Israeli cybersecurity start-up CyberArk on Tuesday filed for an initial public offering on the NASDAQ stock exchange. The filing with SEC, the US Securities and Exchange Commission, did not say how much the company would seek to raise with the IPO, but industry analysts said CyberArk was likely to seek at least $75 million.
In a recent interview, a company official described CyberArk’s technology. “According to international research firm Deloitte, 100% of sophisticated attacks use privileged accounts to get into critical systems. We prevent attacks simply by choking off access to these accounts, denying hackers the opportunity to use them to break into systems,” the official said.
Privileged accounts are computer system user accounts that have extra privileges, with owners of those accounts capable of controlling important aspects of a server or network. Large computer systems, especially those that have been around for years, usually contain many such accounts that are no longer in use.
System administrators often set up these accounts for special purpose “missions,” such as trying to override a glitch in software in order to get out an important report, without being bound by system restrictions. The accounts may have also belonged to former employees who’d been given administrative rights to make changes on a server.
Sometimes, however, administrators forget to delete these accounts after putting out the fire — and there they remain, waiting to be exploited by someone who guesses the password (which is often a simple one, thrown together quickly and designed to be easy for the boss to remember). Often, these accounts stick around well past their “due date,” and hackers can try cracking their password with no one even noticing their exploits; those accounts aren’t being watched closely.
CyberArk chokes off the possibility of privileged accounts being abused by identifying and cutting off access to them. CyberArk sets up a policy on accounts that forces users to change passwords on a regular basis, including those of dormant, privileged accounts. In addition, the system sets up a “safe zone” for data to be managed when accessed from an account.
The only data a user can manipulate is that inside the safe zone, and that information is not written to saved server files until it is checked and rechecked for malware. The software also looks for suspicious activity, alerting administrators to what is going on and allowing them to intervene at any time.

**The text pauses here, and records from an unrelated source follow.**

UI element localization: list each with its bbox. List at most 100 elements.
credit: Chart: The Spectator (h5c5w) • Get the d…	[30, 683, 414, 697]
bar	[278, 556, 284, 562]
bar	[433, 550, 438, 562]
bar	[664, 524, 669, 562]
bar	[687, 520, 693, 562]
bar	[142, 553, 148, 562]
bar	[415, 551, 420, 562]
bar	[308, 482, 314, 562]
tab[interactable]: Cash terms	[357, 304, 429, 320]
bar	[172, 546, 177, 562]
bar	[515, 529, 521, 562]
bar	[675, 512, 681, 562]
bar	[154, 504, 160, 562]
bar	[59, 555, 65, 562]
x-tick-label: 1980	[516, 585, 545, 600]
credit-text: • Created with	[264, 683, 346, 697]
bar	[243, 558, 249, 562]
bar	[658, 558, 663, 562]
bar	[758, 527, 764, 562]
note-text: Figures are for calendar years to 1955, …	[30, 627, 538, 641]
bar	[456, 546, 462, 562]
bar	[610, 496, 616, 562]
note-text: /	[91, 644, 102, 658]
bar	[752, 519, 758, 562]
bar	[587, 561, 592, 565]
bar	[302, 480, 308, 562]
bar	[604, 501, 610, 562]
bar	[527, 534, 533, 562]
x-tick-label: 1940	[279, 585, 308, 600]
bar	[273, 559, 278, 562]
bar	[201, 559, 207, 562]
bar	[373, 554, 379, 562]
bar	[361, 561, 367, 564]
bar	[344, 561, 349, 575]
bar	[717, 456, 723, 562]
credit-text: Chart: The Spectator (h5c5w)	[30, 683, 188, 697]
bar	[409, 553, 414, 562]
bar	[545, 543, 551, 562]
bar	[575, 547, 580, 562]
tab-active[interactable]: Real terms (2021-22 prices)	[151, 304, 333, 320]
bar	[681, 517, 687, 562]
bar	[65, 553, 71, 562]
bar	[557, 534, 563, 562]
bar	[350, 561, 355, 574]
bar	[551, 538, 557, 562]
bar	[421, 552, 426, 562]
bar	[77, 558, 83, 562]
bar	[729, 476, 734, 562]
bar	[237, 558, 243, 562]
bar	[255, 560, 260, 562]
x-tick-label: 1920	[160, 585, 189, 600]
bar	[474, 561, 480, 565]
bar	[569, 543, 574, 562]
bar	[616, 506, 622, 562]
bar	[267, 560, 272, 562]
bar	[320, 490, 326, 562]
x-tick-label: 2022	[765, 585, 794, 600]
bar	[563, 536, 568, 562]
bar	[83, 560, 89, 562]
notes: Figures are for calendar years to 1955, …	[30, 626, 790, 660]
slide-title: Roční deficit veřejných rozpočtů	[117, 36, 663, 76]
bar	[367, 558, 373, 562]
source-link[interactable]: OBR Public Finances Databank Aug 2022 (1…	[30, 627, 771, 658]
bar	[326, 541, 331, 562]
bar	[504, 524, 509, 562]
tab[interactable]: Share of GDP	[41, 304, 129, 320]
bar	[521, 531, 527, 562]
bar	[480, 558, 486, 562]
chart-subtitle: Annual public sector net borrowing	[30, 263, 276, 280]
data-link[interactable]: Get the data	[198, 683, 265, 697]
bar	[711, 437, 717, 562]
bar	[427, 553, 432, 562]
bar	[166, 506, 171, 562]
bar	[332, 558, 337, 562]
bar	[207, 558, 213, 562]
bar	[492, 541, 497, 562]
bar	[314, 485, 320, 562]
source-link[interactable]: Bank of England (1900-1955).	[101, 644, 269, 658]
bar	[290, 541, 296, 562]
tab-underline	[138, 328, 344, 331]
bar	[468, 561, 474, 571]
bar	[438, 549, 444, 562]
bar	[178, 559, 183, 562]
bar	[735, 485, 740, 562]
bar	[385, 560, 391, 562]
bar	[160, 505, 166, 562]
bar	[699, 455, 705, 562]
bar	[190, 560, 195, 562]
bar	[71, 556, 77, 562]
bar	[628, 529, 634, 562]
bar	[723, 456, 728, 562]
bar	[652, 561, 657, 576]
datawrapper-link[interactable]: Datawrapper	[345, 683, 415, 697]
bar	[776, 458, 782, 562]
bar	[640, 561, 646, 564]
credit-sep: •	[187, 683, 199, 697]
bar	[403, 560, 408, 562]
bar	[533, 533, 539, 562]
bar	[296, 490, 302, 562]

The system isolates the privileged session from the rest of the network and keeps it away from the system until it is thoroughly analyzed, the official said. Thus, all work sessions using accounts monitored by CyberArk remain isolate, while credentials for an account — its password, etc. — remain isolated as well. The result, according to the official, is that if a hacker is copying the data using a keylogger or other malware, the only data they can access is that of the session itself, and not anything more on the server.
According to SEC, J.P. Morgan Securities and Deutsche Bank Securities are leading the filing. When the IPO is approved, CyberArk will trade under the symbol CYBR.
Due to SEC rules, company officials could not discuss the IPO.